Une semaine après des manifestations qui ont fait deux morts au Togo, l'opposition a organisé une journée ville morte. À Lomé, la capitale, les rues étaient moins remplies qu'à l'accoutumée.

Les rues de Lomé, capitale du Togo, étaient plus vides qu’à l’accoutumée, vendredi 25 août, après que l'opposition togolaise eut demandé aux habitants de rester chez eux, en hommage aux victimes des manifestations du 19 août. La consigne a été suivie, si l’on en croit les photos partagées par des Loméens sur Twitter.

L’opération était à l’initiative du Combat pour l'alternance politique (Cap 2015), un regroupement de cinq partis, du Parti national panafricain (PNP) et d’un groupe de six partis, qui ont décidé d'unir leurs forces contre le gouvernement du président Faure Gnassingbé, héritier d'une dynastie familiale, qui dirige le Togo depuis un demi-siècle.

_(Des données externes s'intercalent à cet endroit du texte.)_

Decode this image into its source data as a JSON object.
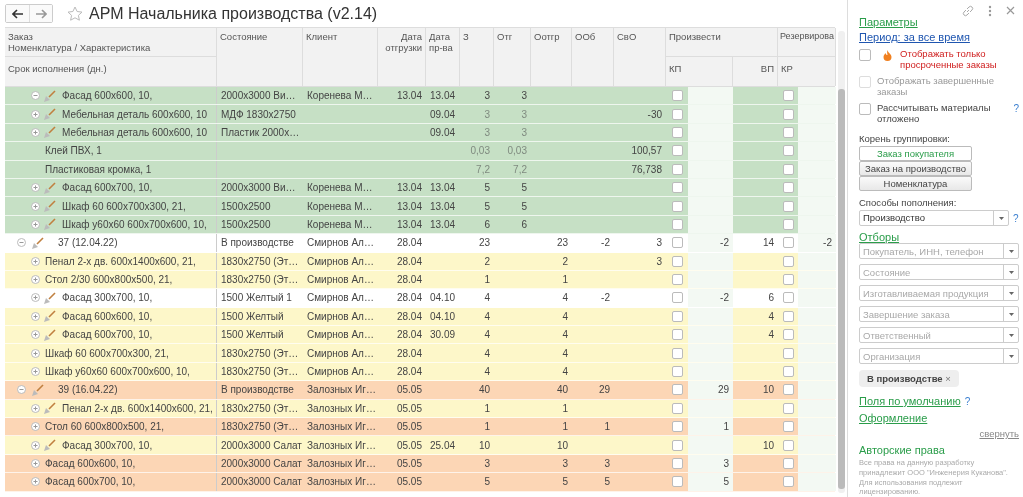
{
  "window": {
    "title": "АРМ Начальника производства (v2.14)"
  },
  "table": {
    "header": {
      "order_labels": [
        "Заказ",
        "Номенклатура / Характеристика"
      ],
      "term_label": "Срок исполнения (дн.)",
      "columns": [
        "Состояние",
        "Клиент",
        "Дата отгрузки",
        "Дата пр-ва",
        "З",
        "Отг",
        "Оотгр",
        "ООб",
        "СвО"
      ],
      "groups": [
        {
          "label": "Произвести",
          "sub": [
            "КП",
            "ВП"
          ]
        },
        {
          "label": "Резервирова",
          "sub": [
            "КР"
          ]
        }
      ]
    },
    "rows": [
      {
        "label": "Фасад 600x600, 10,",
        "kind": "item",
        "expanded": true,
        "icon": true,
        "color": "#c6e0c5",
        "muted": false,
        "kp_checked": false,
        "kr_checked": false,
        "cells": [
          "2000x3000 Ви…",
          "Коренева М…",
          "13.04",
          "13.04",
          "3",
          "3",
          null,
          null,
          null,
          null,
          null,
          null
        ],
        "children": [
          {
            "label": "Мебельная деталь 600x600, 10",
            "kind": "item",
            "expanded": false,
            "icon": true,
            "color": "#c6e0c5",
            "muted": true,
            "kp_checked": false,
            "kr_checked": false,
            "cells": [
              "МДФ 1830x2750",
              null,
              null,
              "09.04",
              "3",
              "3",
              null,
              null,
              "-30",
              null,
              null,
              null
            ]
          },
          {
            "label": "Мебельная деталь 600x600, 10",
            "kind": "item",
            "expanded": false,
            "icon": true,
            "color": "#c6e0c5",
            "muted": true,
            "kp_checked": false,
            "kr_checked": false,
            "cells": [
              "Пластик 2000x…",
              null,
              null,
              "09.04",
              "3",
              "3",
              null,
              null,
              null,
              null,
              null,
              null
            ]
          },
          {
            "label": "Клей ПВХ, 1",
            "kind": "item",
            "icon": false,
            "color": "#c6e0c5",
            "muted": true,
            "kp_checked": false,
            "kr_checked": false,
            "cells": [
              null,
              null,
              null,
              null,
              "0,03",
              "0,03",
              null,
              null,
              "100,57",
              null,
              null,
              null
            ]
          },
          {
            "label": "Пластиковая кромка, 1",
            "kind": "item",
            "icon": false,
            "color": "#c6e0c5",
            "muted": true,
            "kp_checked": false,
            "kr_checked": false,
            "cells": [
              null,
              null,
              null,
              null,
              "7,2",
              "7,2",
              null,
              null,
              "76,738",
              null,
              null,
              null
            ]
          }
        ]
      },
      {
        "label": "Фасад 600x700, 10,",
        "kind": "item",
        "expanded": false,
        "icon": true,
        "color": "#c6e0c5",
        "muted": false,
        "kp_checked": false,
        "kr_checked": false,
        "cells": [
          "2000x3000 Ви…",
          "Коренева М…",
          "13.04",
          "13.04",
          "5",
          "5",
          null,
          null,
          null,
          null,
          null,
          null
        ]
      },
      {
        "label": "Шкаф 60 600x700x300, 21,",
        "kind": "item",
        "expanded": false,
        "icon": true,
        "color": "#c6e0c5",
        "muted": false,
        "kp_checked": false,
        "kr_checked": false,
        "cells": [
          "1500x2500",
          "Коренева М…",
          "13.04",
          "13.04",
          "5",
          "5",
          null,
          null,
          null,
          null,
          null,
          null
        ]
      },
      {
        "label": "Шкаф у60x60 600x700x600, 10,",
        "kind": "item",
        "expanded": false,
        "icon": true,
        "color": "#c6e0c5",
        "muted": false,
        "kp_checked": false,
        "kr_checked": false,
        "cells": [
          "1500x2500",
          "Коренева М…",
          "13.04",
          "13.04",
          "6",
          "6",
          null,
          null,
          null,
          null,
          null,
          null
        ]
      },
      {
        "label": "37 (12.04.22)",
        "kind": "order",
        "expanded": true,
        "icon": true,
        "color": "#ffffff",
        "muted": false,
        "kp_checked": false,
        "kr_checked": false,
        "cells": [
          "В производстве",
          "Смирнов Ал…",
          "28.04",
          null,
          "23",
          null,
          "23",
          "-2",
          "3",
          "-2",
          "14",
          "-2"
        ],
        "children": [
          {
            "label": "Пенал 2-х дв. 600x1400x600, 21,",
            "kind": "item",
            "expanded": false,
            "icon": false,
            "color": "#fdf7c9",
            "muted": false,
            "kp_checked": false,
            "kr_checked": false,
            "cells": [
              "1830x2750 (Эт…",
              "Смирнов Ал…",
              "28.04",
              null,
              "2",
              null,
              "2",
              null,
              "3",
              null,
              null,
              null
            ]
          },
          {
            "label": "Стол 2/30 600x800x500, 21,",
            "kind": "item",
            "expanded": false,
            "icon": false,
            "color": "#fdf7c9",
            "muted": false,
            "kp_checked": false,
            "kr_checked": false,
            "cells": [
              "1830x2750 (Эт…",
              "Смирнов Ал…",
              "28.04",
              null,
              "1",
              null,
              "1",
              null,
              null,
              null,
              null,
              null
            ]
          },
          {
            "label": "Фасад 300x700, 10,",
            "kind": "item",
            "expanded": false,
            "icon": true,
            "color": "#ffffff",
            "muted": false,
            "kp_checked": false,
            "kr_checked": false,
            "cells": [
              "1500 Желтый 1",
              "Смирнов Ал…",
              "28.04",
              "04.10",
              "4",
              null,
              "4",
              "-2",
              null,
              "-2",
              "6",
              null
            ]
          },
          {
            "label": "Фасад 600x600, 10,",
            "kind": "item",
            "expanded": false,
            "icon": true,
            "color": "#fdf7c9",
            "muted": false,
            "kp_checked": false,
            "kr_checked": false,
            "cells": [
              "1500 Желтый",
              "Смирнов Ал…",
              "28.04",
              "04.10",
              "4",
              null,
              "4",
              null,
              null,
              null,
              "4",
              null
            ]
          },
          {
            "label": "Фасад 600x700, 10,",
            "kind": "item",
            "expanded": false,
            "icon": true,
            "color": "#fdf7c9",
            "muted": false,
            "kp_checked": false,
            "kr_checked": false,
            "cells": [
              "1500 Желтый",
              "Смирнов Ал…",
              "28.04",
              "30.09",
              "4",
              null,
              "4",
              null,
              null,
              null,
              "4",
              null
            ]
          },
          {
            "label": "Шкаф 60 600x700x300, 21,",
            "kind": "item",
            "expanded": false,
            "icon": false,
            "color": "#fdf7c9",
            "muted": false,
            "kp_checked": false,
            "kr_checked": false,
            "cells": [
              "1830x2750 (Эт…",
              "Смирнов Ал…",
              "28.04",
              null,
              "4",
              null,
              "4",
              null,
              null,
              null,
              null,
              null
            ]
          },
          {
            "label": "Шкаф у60x60 600x700x600, 10,",
            "kind": "item",
            "expanded": false,
            "icon": false,
            "color": "#fdf7c9",
            "muted": false,
            "kp_checked": false,
            "kr_checked": false,
            "cells": [
              "1830x2750 (Эт…",
              "Смирнов Ал…",
              "28.04",
              null,
              "4",
              null,
              "4",
              null,
              null,
              null,
              null,
              null
            ]
          }
        ]
      },
      {
        "label": "39 (16.04.22)",
        "kind": "order",
        "expanded": true,
        "icon": true,
        "color": "#fcd6b5",
        "muted": false,
        "kp_checked": false,
        "kr_checked": false,
        "cells": [
          "В производстве",
          "Залозных Иг…",
          "05.05",
          null,
          "40",
          null,
          "40",
          "29",
          null,
          "29",
          "10",
          null
        ],
        "children": [
          {
            "label": "Пенал 2-х дв. 600x1400x600, 21,",
            "kind": "item",
            "expanded": false,
            "icon": true,
            "color": "#fdf7c9",
            "muted": false,
            "kp_checked": false,
            "kr_checked": false,
            "cells": [
              "1830x2750 (Эт…",
              "Залозных Иг…",
              "05.05",
              null,
              "1",
              null,
              "1",
              null,
              null,
              null,
              null,
              null
            ]
          },
          {
            "label": "Стол 60 600x800x500, 21,",
            "kind": "item",
            "expanded": false,
            "icon": false,
            "color": "#fcd6b5",
            "muted": false,
            "kp_checked": false,
            "kr_checked": false,
            "cells": [
              "1830x2750 (Эт…",
              "Залозных Иг…",
              "05.05",
              null,
              "1",
              null,
              "1",
              "1",
              null,
              "1",
              null,
              null
            ]
          },
          {
            "label": "Фасад 300x700, 10,",
            "kind": "item",
            "expanded": false,
            "icon": true,
            "color": "#fdf7c9",
            "muted": false,
            "kp_checked": false,
            "kr_checked": false,
            "cells": [
              "2000x3000 Салат",
              "Залозных Иг…",
              "05.05",
              "25.04",
              "10",
              null,
              "10",
              null,
              null,
              null,
              "10",
              null
            ]
          },
          {
            "label": "Фасад 600x600, 10,",
            "kind": "item",
            "expanded": false,
            "icon": false,
            "color": "#fcd6b5",
            "muted": false,
            "kp_checked": false,
            "kr_checked": false,
            "cells": [
              "2000x3000 Салат",
              "Залозных Иг…",
              "05.05",
              null,
              "3",
              null,
              "3",
              "3",
              null,
              "3",
              null,
              null
            ]
          },
          {
            "label": "Фасад 600x700, 10,",
            "kind": "item",
            "expanded": false,
            "icon": false,
            "color": "#fcd6b5",
            "muted": false,
            "kp_checked": false,
            "kr_checked": false,
            "cells": [
              "2000x3000 Салат",
              "Залозных Иг…",
              "05.05",
              null,
              "5",
              null,
              "5",
              "5",
              null,
              "5",
              null,
              null
            ]
          }
        ]
      }
    ]
  },
  "panel": {
    "heading": "Параметры",
    "period_link": "Период: за все время",
    "options": [
      {
        "label": "Отображать только просроченные заказы",
        "kind": "alert",
        "checked": false,
        "disabled": false
      },
      {
        "label": "Отображать завершенные заказы",
        "kind": "plain",
        "checked": false,
        "disabled": true
      },
      {
        "label": "Рассчитывать материалы отложено",
        "kind": "plain",
        "checked": false,
        "disabled": false,
        "help": "?"
      }
    ],
    "grouping": {
      "label": "Корень группировки:",
      "buttons": [
        {
          "label": "Заказ покупателя",
          "selected": true
        },
        {
          "label": "Заказ на производство",
          "selected": false
        },
        {
          "label": "Номенклатура",
          "selected": false
        }
      ]
    },
    "replenishment": {
      "label": "Способы пополнения:",
      "value": "Производство",
      "help": "?"
    },
    "filters": {
      "title": "Отборы",
      "fields": [
        {
          "placeholder": "Покупатель, ИНН, телефон"
        },
        {
          "placeholder": "Состояние"
        },
        {
          "placeholder": "Изготавливаемая продукция"
        },
        {
          "placeholder": "Завершение заказа"
        },
        {
          "placeholder": "Ответственный"
        },
        {
          "placeholder": "Организация"
        }
      ]
    },
    "chip": {
      "label": "В производстве",
      "remove": "×"
    },
    "defaults_link": "Поля по умолчанию",
    "defaults_help": "?",
    "design_link": "Оформление",
    "collapse_link": "свернуть",
    "copyright": {
      "title": "Авторские права",
      "text": "Все права на данную разработку принадлежит ООО \"Инженерия Куканова\". Для использования подлежит лицензированию."
    }
  }
}
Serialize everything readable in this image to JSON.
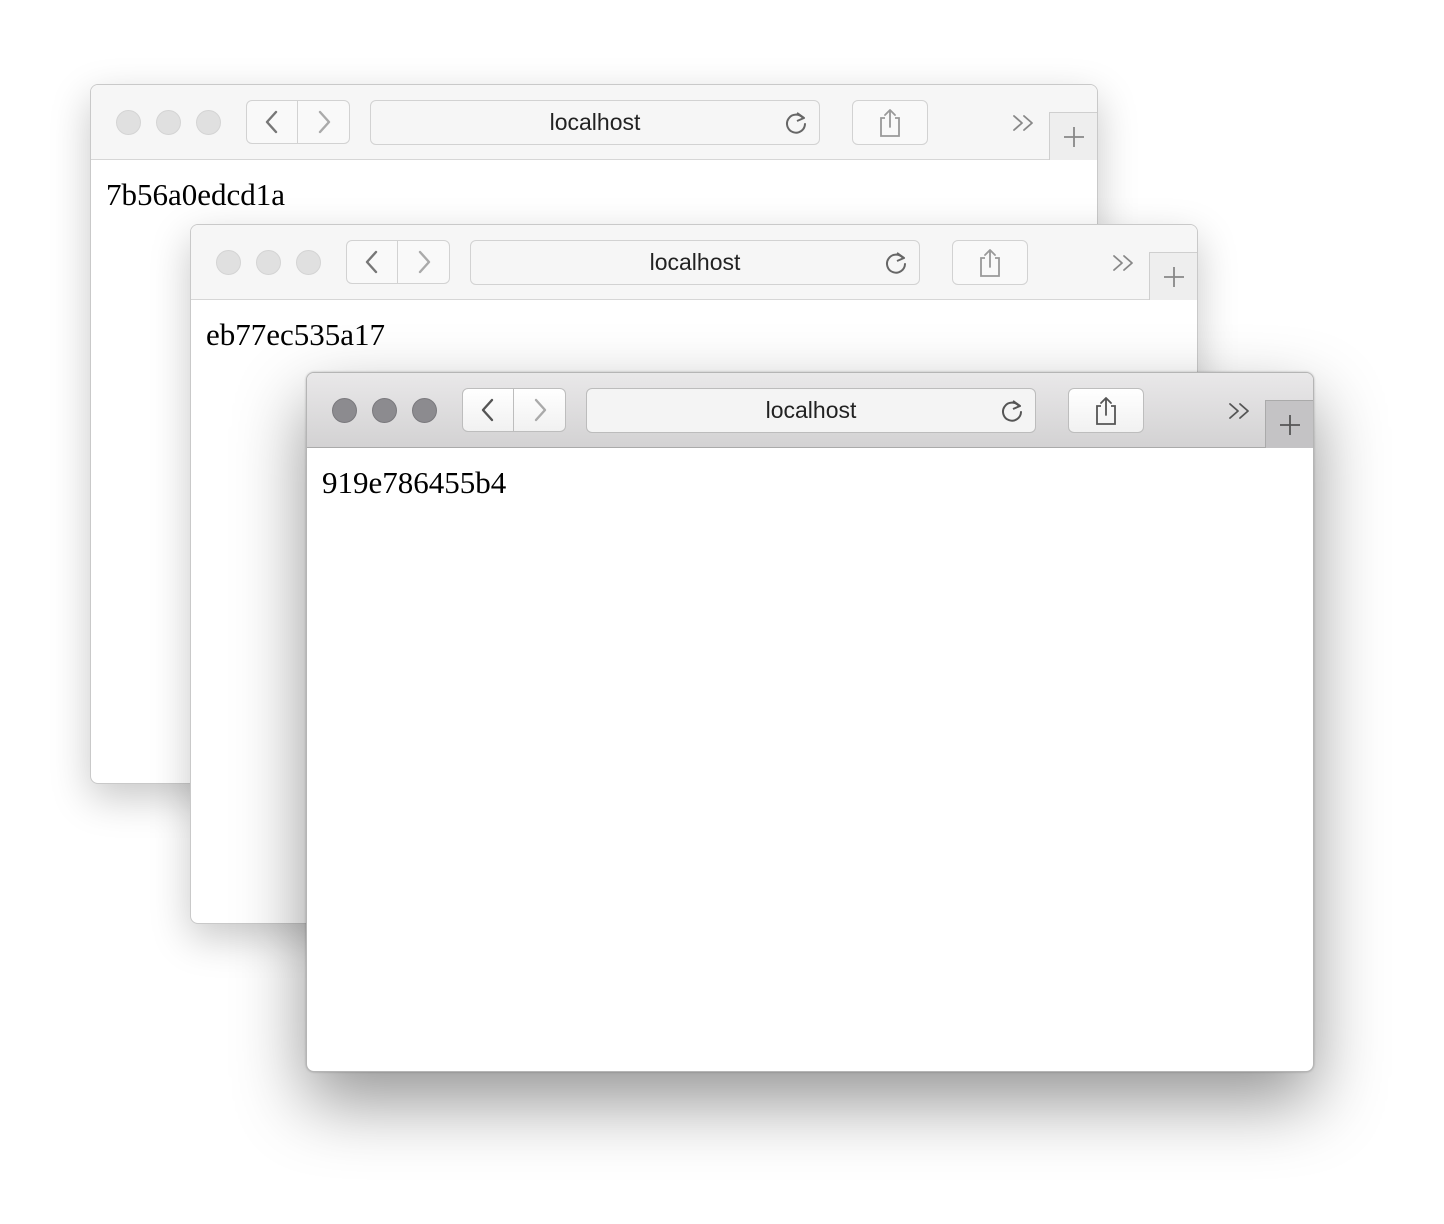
{
  "windows": [
    {
      "address": "localhost",
      "content": "7b56a0edcd1a"
    },
    {
      "address": "localhost",
      "content": "eb77ec535a17"
    },
    {
      "address": "localhost",
      "content": "919e786455b4"
    }
  ],
  "icons": {
    "back": "chevron-left-icon",
    "forward": "chevron-right-icon",
    "reload": "reload-icon",
    "share": "share-icon",
    "overflow": "double-chevron-right-icon",
    "new_tab": "plus-icon"
  },
  "colors": {
    "inactive_light": "#e0e0e0",
    "active_light": "#8c8b8f"
  }
}
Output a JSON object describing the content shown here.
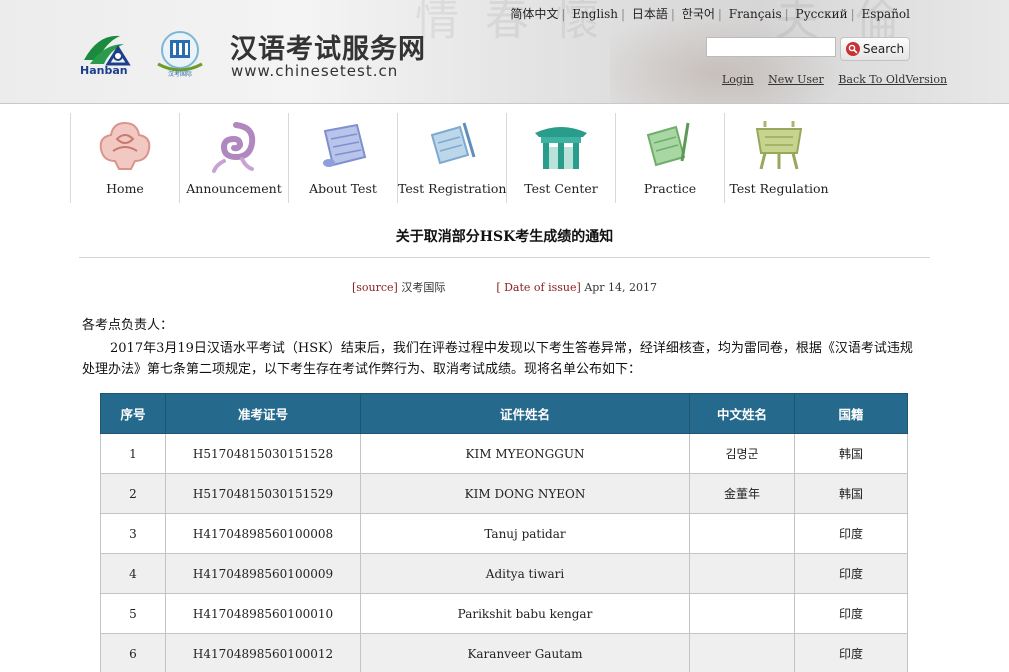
{
  "header": {
    "logo_text": "Hanban",
    "logo_hsk_caption": "汉考国际",
    "site_title": "汉语考试服务网",
    "site_url": "www.chinesetest.cn",
    "languages": [
      "简体中文",
      "English",
      "日本語",
      "한국어",
      "Français",
      "Русский",
      "Español"
    ],
    "search": {
      "placeholder": "",
      "button_label": "Search"
    },
    "links": {
      "login": "Login",
      "new_user": "New User",
      "old_version": "Back To OldVersion"
    }
  },
  "nav": [
    {
      "label": "Home",
      "icon": "home-knot-icon"
    },
    {
      "label": "Announcement",
      "icon": "announcement-swirl-icon"
    },
    {
      "label": "About Test",
      "icon": "about-scroll-icon"
    },
    {
      "label": "Test Registration",
      "icon": "registration-scroll-icon"
    },
    {
      "label": "Test Center",
      "icon": "test-center-gate-icon"
    },
    {
      "label": "Practice",
      "icon": "practice-scroll-icon"
    },
    {
      "label": "Test Regulation",
      "icon": "regulation-vessel-icon"
    }
  ],
  "article": {
    "title": "关于取消部分HSK考生成绩的通知",
    "source_label": "[source]",
    "source_value": "汉考国际",
    "date_label": "[ Date of issue]",
    "date_value": "Apr 14, 2017",
    "salutation": "各考点负责人：",
    "body": "2017年3月19日汉语水平考试（HSK）结束后，我们在评卷过程中发现以下考生答卷异常，经详细核查，均为雷同卷，根据《汉语考试违规处理办法》第七条第二项规定，以下考生存在考试作弊行为、取消考试成绩。现将名单公布如下："
  },
  "table": {
    "headers": [
      "序号",
      "准考证号",
      "证件姓名",
      "中文姓名",
      "国籍"
    ],
    "rows": [
      [
        "1",
        "H51704815030151528",
        "KIM MYEONGGUN",
        "김명군",
        "韩国"
      ],
      [
        "2",
        "H51704815030151529",
        "KIM DONG NYEON",
        "金董年",
        "韩国"
      ],
      [
        "3",
        "H41704898560100008",
        "Tanuj patidar",
        "",
        "印度"
      ],
      [
        "4",
        "H41704898560100009",
        "Aditya tiwari",
        "",
        "印度"
      ],
      [
        "5",
        "H41704898560100010",
        "Parikshit babu kengar",
        "",
        "印度"
      ],
      [
        "6",
        "H41704898560100012",
        "Karanveer Gautam",
        "",
        "印度"
      ]
    ]
  },
  "colors": {
    "table_header": "#256a8c",
    "source_label": "#8a2222",
    "search_icon": "#c83232"
  }
}
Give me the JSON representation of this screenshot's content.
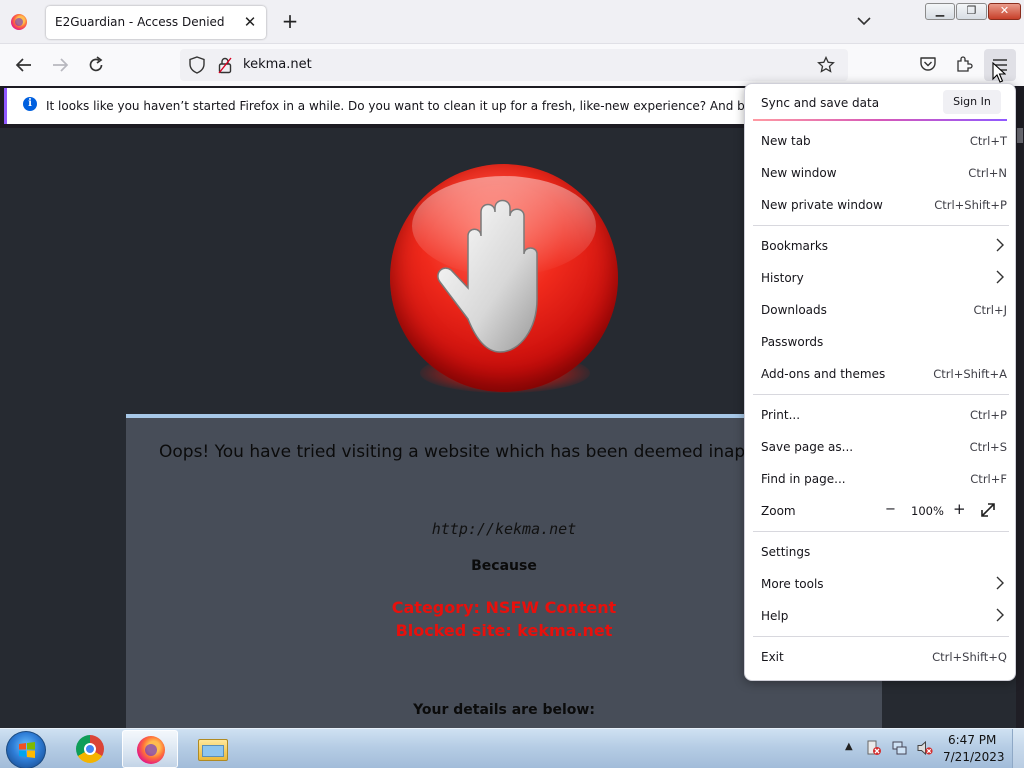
{
  "browser": {
    "tab_title": "E2Guardian - Access Denied",
    "url": "kekma.net",
    "notification": "It looks like you haven’t started Firefox in a while. Do you want to clean it up for a fresh, like-new experience? And by the way, welcome back!"
  },
  "page": {
    "headline": "Oops! You have tried visiting a website which has been deemed inappropriate",
    "blocked_url": "http://kekma.net",
    "because": "Because",
    "category": "Category: NSFW Content",
    "blocked_site": "Blocked site: kekma.net",
    "details_heading": "Your details are below:"
  },
  "menu": {
    "sync_label": "Sync and save data",
    "sign_in": "Sign In",
    "items": [
      {
        "label": "New tab",
        "shortcut": "Ctrl+T"
      },
      {
        "label": "New window",
        "shortcut": "Ctrl+N"
      },
      {
        "label": "New private window",
        "shortcut": "Ctrl+Shift+P"
      },
      {
        "label": "Bookmarks",
        "shortcut": ""
      },
      {
        "label": "History",
        "shortcut": ""
      },
      {
        "label": "Downloads",
        "shortcut": "Ctrl+J"
      },
      {
        "label": "Passwords",
        "shortcut": ""
      },
      {
        "label": "Add-ons and themes",
        "shortcut": "Ctrl+Shift+A"
      },
      {
        "label": "Print...",
        "shortcut": "Ctrl+P"
      },
      {
        "label": "Save page as...",
        "shortcut": "Ctrl+S"
      },
      {
        "label": "Find in page...",
        "shortcut": "Ctrl+F"
      },
      {
        "label": "Zoom",
        "shortcut": ""
      },
      {
        "label": "Settings",
        "shortcut": ""
      },
      {
        "label": "More tools",
        "shortcut": ""
      },
      {
        "label": "Help",
        "shortcut": ""
      },
      {
        "label": "Exit",
        "shortcut": "Ctrl+Shift+Q"
      }
    ],
    "zoom": {
      "minus": "−",
      "value": "100%",
      "plus": "+"
    }
  },
  "taskbar": {
    "time": "6:47 PM",
    "date": "7/21/2023"
  },
  "colors": {
    "accent": "#9059ff",
    "block_red": "#e8100c",
    "page_bg": "#262a31",
    "panel_bg": "#474d58"
  },
  "icons": [
    "firefox-icon",
    "close-icon",
    "plus-icon",
    "chevron-down-icon",
    "back-icon",
    "forward-icon",
    "reload-icon",
    "shield-icon",
    "lock-icon",
    "star-icon",
    "pocket-icon",
    "extensions-icon",
    "hamburger-icon",
    "info-icon",
    "stop-hand-icon",
    "chevron-right-icon",
    "fullscreen-icon",
    "windows-start-icon",
    "chrome-icon",
    "folder-icon"
  ]
}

"Nous sommes très satisfaits, car l'appel à la journée de recueillement et de prières est très largement suivi à Lomé et dans certaines villes du pays", a déclaré à l'AFP Eric Dupuy, responsable à la communication de Cap 2015, qui regroupe cinq partis d'opposition. "Le peuple togolais a en marre et il a bien compris notre message", a-t-il ajouté.

Ce front uni de l’opposition a aussi appelé à marcher à Lomé les 30 et 31 août, pour exiger des réformes politiques.

Outre cette journée ville morte consacrée au "recueillement et [aux] prières" en hommage aux victimes, l’opposition exige également la libération des personnes arrêtées lors des manifestations, ainsi qu'une "enquête indépendante pour situer les responsabilités et traduire en justice les auteurs et les commanditaires des violences".

Au total, les manifestations ont fait deux morts (dont un par balle) à Sokodé, à 300 km au nord de Lomé, et ont mené à 66 arrestations. "En ce qui concerne le décès de deux manifestants, une enquête judiciaire a été mise en place pour en déterminer les causes exactes et les responsabilités", a indiqué le 23 août le ministre de la Justice, Pius Agbetomey.

Faure Gnassingbé a remporté la présidentielle de 2005 avec l'appui de l'armée, avant d'être réélu en 2010 et en 2015 lors de scrutins très contestés. Il a succédé à son père Gnassingbé Eyadéma qui avait dirigé le Togo d'une main de fer pendant trente-huit ans.

L'opposition togolaise réclame depuis dix ans que la Constitution – modifiée en 2002 – soit révisée, afin d'y réintroduire une limitation des mandats présidentiels à 10 ans. Les partis exigent aussi un mode de scrutin à deux tours, une recomposition de la Cour constitutionnelle et de la Commission électorale.